Continuing the discussion of the Four Quartets, Dr. White examines the fourth part of each as lyric poems dealing in large part with Our Lord, Our Lady, and the Holy Ghost. In these poems the mystery of time and eternity is reconciled. The doctor also asserts and defends the claims that Little Gidding is the best lyric poem of the 20th century. Furthermore, the themes that Eliot explored in his earlier Wasteland – suffering, death, time, the first and last things, sacrifice and love – are resolved by way of an exploration of the effective identity, the necessary confluence & connection, of the tensions – issuing forth in redemption.

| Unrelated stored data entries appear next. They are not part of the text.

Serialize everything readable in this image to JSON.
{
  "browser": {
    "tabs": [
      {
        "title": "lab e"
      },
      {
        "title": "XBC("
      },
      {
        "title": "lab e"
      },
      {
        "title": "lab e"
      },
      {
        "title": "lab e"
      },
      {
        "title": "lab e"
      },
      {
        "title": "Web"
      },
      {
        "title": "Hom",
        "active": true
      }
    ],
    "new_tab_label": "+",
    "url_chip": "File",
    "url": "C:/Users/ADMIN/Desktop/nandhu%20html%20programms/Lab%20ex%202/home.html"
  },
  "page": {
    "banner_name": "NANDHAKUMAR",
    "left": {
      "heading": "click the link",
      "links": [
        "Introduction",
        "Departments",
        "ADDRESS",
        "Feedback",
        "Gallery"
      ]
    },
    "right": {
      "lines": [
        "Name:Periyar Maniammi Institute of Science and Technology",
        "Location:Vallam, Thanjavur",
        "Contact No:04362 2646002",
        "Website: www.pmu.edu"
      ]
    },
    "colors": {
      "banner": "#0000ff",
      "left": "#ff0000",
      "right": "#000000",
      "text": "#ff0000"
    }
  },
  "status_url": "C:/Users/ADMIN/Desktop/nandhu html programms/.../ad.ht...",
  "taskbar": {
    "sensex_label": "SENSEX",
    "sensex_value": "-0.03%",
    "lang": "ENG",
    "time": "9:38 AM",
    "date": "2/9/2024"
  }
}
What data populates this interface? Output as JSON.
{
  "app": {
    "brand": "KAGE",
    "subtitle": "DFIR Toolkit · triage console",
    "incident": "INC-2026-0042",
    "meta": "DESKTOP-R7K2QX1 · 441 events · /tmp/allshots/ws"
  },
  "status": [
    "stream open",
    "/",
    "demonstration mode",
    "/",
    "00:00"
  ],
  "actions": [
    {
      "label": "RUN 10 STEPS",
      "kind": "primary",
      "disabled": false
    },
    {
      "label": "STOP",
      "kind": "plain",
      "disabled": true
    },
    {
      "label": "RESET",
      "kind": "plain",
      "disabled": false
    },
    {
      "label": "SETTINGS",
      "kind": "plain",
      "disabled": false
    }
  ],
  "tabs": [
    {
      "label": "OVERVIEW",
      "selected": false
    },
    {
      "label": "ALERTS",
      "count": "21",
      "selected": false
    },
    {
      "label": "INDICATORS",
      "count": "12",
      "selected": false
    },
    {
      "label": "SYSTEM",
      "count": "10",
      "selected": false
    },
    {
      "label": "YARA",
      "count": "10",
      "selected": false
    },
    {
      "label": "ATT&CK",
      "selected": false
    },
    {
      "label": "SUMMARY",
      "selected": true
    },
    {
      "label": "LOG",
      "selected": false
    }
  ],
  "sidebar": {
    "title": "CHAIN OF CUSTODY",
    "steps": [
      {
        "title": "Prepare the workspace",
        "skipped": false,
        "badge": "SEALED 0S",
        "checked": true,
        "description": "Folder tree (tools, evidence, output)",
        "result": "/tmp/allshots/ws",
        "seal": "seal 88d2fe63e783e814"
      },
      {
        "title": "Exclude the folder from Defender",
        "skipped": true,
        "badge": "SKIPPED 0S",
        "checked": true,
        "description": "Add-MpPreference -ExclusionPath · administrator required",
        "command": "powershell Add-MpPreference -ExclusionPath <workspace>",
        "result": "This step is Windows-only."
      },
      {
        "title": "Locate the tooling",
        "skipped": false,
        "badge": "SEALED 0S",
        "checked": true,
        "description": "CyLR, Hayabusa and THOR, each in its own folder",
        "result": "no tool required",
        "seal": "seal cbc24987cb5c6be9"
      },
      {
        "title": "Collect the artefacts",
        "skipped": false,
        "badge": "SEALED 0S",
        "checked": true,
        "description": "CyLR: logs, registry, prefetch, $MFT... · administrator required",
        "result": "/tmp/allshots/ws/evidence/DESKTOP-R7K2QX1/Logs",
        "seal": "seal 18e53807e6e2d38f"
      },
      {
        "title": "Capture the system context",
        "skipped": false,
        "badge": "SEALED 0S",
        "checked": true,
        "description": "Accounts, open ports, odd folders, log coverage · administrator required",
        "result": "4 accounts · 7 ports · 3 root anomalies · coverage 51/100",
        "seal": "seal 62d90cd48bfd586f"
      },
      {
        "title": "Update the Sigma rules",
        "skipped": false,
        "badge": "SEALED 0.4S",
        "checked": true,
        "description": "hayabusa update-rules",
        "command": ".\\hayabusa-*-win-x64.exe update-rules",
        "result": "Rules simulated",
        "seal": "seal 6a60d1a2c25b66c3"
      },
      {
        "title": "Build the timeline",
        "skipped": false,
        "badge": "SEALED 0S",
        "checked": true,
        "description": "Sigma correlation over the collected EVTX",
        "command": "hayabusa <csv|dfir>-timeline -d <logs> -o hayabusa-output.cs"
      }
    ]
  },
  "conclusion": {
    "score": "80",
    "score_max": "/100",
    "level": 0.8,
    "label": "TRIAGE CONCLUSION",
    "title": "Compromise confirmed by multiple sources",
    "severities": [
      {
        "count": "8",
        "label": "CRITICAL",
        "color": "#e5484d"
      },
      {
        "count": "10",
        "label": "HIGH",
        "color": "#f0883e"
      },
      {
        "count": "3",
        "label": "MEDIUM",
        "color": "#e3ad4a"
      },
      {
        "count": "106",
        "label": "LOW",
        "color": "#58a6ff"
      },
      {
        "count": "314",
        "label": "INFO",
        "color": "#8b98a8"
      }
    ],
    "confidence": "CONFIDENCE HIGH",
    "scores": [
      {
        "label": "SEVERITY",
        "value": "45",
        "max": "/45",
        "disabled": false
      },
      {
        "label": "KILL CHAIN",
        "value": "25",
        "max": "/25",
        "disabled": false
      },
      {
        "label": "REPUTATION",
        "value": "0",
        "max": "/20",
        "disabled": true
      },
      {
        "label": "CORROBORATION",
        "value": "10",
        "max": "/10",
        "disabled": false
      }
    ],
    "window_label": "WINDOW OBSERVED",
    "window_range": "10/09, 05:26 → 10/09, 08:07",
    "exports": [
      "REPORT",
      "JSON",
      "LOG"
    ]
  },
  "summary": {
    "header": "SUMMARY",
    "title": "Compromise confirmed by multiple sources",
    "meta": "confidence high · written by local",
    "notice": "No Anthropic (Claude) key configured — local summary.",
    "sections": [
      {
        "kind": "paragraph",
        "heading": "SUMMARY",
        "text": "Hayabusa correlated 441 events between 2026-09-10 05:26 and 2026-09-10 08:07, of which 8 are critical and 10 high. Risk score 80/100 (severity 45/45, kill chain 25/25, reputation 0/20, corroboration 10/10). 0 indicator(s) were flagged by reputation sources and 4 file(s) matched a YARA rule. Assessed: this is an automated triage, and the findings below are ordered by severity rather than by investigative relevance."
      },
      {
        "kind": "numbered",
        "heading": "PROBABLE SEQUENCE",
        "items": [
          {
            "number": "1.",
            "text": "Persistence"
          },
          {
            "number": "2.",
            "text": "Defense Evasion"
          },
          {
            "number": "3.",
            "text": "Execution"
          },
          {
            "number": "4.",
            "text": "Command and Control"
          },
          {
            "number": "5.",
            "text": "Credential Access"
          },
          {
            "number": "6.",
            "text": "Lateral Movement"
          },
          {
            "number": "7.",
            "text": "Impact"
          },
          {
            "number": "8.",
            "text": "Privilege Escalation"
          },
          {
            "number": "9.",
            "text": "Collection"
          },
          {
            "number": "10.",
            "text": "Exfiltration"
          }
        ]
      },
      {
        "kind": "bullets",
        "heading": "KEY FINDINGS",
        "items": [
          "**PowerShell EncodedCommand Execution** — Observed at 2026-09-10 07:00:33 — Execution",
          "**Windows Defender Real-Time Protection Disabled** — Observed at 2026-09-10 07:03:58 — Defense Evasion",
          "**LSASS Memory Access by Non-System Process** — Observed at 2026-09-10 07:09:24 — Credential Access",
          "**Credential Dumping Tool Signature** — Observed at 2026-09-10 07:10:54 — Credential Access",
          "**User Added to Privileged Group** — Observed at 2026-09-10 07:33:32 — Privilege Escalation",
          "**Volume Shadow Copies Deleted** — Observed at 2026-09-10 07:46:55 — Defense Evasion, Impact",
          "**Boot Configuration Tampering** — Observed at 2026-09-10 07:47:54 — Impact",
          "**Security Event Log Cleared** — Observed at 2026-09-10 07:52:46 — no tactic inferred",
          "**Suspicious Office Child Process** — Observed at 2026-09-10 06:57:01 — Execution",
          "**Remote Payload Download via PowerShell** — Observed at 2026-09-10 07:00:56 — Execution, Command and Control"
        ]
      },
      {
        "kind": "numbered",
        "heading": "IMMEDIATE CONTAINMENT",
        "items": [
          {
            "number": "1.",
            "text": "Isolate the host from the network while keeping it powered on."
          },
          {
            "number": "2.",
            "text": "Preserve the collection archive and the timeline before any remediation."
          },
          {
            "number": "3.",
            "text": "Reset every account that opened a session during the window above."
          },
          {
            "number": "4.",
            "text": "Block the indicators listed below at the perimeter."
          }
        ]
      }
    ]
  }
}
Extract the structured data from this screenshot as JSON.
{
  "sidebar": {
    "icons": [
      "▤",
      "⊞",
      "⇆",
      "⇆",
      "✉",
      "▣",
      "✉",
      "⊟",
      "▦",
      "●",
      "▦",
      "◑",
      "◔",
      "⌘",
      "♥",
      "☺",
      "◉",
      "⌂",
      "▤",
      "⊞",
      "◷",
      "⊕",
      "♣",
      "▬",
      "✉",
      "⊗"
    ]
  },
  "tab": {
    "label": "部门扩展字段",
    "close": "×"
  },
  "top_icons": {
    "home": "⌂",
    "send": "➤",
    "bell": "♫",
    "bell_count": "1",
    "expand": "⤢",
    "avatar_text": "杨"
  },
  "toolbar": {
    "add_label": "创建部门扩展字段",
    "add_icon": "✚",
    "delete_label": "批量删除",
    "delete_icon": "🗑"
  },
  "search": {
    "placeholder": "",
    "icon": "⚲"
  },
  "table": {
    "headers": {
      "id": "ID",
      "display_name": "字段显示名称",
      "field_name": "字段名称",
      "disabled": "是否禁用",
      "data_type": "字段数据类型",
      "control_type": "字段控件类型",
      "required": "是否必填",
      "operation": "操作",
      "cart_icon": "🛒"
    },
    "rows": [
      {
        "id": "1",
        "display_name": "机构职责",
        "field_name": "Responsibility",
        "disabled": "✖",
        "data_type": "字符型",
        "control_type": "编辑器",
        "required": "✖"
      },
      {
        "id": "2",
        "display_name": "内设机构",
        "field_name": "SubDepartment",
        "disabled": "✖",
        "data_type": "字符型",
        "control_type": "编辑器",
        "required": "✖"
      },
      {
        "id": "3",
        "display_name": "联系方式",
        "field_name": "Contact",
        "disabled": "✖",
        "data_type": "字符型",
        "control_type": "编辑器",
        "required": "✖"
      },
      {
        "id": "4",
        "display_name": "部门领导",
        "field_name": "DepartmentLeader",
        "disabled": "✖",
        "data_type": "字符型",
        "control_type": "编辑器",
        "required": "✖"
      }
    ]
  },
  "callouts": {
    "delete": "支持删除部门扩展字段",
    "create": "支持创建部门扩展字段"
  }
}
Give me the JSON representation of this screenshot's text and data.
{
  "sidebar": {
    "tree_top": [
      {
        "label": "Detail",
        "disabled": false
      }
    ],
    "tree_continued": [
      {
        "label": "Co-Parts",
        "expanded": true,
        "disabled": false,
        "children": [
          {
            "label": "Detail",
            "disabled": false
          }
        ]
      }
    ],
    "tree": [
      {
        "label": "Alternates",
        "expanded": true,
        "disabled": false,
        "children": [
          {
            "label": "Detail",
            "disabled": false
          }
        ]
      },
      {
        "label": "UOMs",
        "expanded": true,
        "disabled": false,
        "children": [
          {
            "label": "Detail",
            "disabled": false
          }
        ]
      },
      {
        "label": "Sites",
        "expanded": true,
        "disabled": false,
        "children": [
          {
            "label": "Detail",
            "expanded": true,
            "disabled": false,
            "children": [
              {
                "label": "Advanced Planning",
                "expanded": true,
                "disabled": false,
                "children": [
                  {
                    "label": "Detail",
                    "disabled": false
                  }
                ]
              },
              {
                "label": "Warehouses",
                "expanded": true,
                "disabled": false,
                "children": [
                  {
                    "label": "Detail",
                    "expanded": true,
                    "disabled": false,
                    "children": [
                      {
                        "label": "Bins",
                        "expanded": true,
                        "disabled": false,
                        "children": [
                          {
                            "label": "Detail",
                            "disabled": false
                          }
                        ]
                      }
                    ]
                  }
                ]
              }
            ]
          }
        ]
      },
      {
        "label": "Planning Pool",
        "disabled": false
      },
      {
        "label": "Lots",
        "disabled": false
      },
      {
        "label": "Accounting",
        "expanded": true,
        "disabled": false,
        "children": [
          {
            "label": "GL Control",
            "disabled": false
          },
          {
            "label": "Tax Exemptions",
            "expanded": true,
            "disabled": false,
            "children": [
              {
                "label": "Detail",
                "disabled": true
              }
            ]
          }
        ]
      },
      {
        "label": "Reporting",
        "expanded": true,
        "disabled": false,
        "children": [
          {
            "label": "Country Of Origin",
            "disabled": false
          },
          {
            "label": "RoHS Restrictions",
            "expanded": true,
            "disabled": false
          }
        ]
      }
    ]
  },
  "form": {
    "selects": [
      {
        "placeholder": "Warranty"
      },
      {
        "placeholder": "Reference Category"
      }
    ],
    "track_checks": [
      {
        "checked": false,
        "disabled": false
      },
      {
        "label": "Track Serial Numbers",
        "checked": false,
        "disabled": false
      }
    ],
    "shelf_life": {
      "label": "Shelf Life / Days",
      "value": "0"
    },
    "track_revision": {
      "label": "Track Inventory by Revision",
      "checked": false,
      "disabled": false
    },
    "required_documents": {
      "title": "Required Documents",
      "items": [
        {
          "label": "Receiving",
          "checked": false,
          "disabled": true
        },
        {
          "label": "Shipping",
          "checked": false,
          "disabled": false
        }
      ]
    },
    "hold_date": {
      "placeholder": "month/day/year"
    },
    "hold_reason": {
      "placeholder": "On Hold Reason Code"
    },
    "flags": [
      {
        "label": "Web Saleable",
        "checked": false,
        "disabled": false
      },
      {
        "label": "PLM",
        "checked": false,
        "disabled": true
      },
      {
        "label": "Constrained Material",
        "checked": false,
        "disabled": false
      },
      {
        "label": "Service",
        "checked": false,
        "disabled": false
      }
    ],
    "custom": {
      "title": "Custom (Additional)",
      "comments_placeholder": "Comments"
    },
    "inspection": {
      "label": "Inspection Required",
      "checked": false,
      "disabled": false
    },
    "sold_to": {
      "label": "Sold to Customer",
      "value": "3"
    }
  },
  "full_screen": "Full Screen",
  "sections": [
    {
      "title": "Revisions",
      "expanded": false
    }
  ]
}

The doctor also notes that between 1942 and 1954 Eliot published no poetry and instead turned his attention to drama in an effort to find language that comports with how the language is currently used. In this connection Eliot’s Cocktail Party is explored along with aspects of his prose. Among the topics discusser are Eliot’s appreciation of the insanity and self-contradictory nature of literature, the newly created 3-beat line in Cocktail Party, with its allusions and samplings from light-hearted English comedy (e.g., Wilde, Noel Coward). It includes, Dr. White also argues, one of the greatest speeches of all drama. The idea of Eliot, he says, was to attract and captivate his audience with rhythm by giving them easy poetry habitually – and then, by contrast, rewarding them with verse more properly so called. Finally the Elder Statesman (1957), Eliot’s last play, is also considered, containing themes relating the cleansing of the conscience, the reappearance of figures wronged in his life, and his concern that honors were falsely earned and undeserved. “Fixed in the certainty of love unchanging” – the play uses the word “love” more than any other of his works. Finally, the Cultivation of Christmas Trees (1957) is considered, along with the end of Eliot’s life where he recaptures joy and marries very late – which brought him a great measure of happiness after much misery earlier in life.